Google parent Alphabet has watched rivals Amazon and Microsoft run away with the cloud computing market. Google Cloud is the No. 3 provider globally, but its 10% share of the infrastructure-as-a-service, platform-as-a-service, and private cloud services market is far behind the market leaders. Microsoft's Azure claimed a 23% market share in the first quarter of 2023, while Amazon Web Services controlled 32% of the market.

Part of the problem is that Google is primarily a consumer-facing company. When a big enterprise is looking for a cloud computing provider, Amazon or Microsoft are safer choices. AWS pioneered the cloud computing industry and has long been laser-focused on the enterprise, and Microsoft is Microsoft.

Under Thomas Kurian, who has led Google's cloud business for the past few years, the company has made progress in luring enterprise customers. A mind shift was required. Google was great at building technology but not so good at building solutions for customers. That had to change.

Google's cloud business has focused on developing product road maps, improving customer service, and boosting infrastructure efficiency. Partnering up with companies like MongoDB -- and allowing customers to receive a single bill that includes any services managed through Google's cloud -- greatly improved the experience.

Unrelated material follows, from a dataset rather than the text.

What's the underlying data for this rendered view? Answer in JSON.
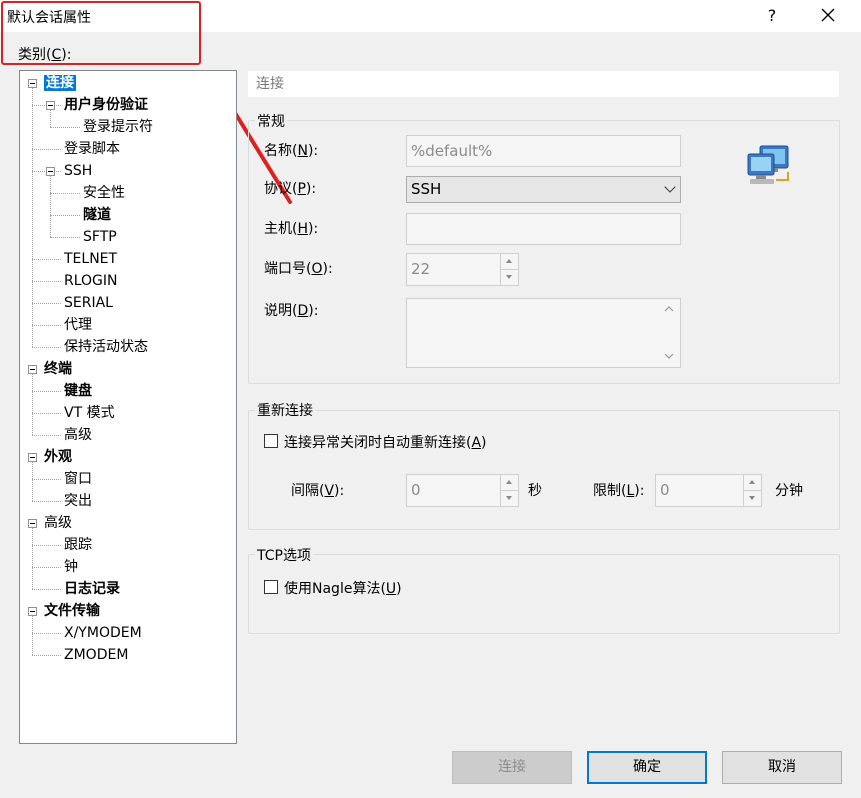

On the financial front, these efforts have paid off as well. While revenue growth for Google Cloud has slowed as businesses pull back on spending in a tough economy, the segment is now profitable. Google Cloud revenue rose 28% year over year in the first quarter of 2023 to $7.5 billion, and segment operating income swung nearly $1 billion in the positive direction to a gain of $191 million. After years of massive, chronic losses, Google Cloud is now a source of profits for the company.

Alphabet may not be able to overtake Amazon or Microsoft in terms of market share, but it can still build out a successful, profitable cloud business. There's room for multiple winners, and Alphabet is aiming to be one of them.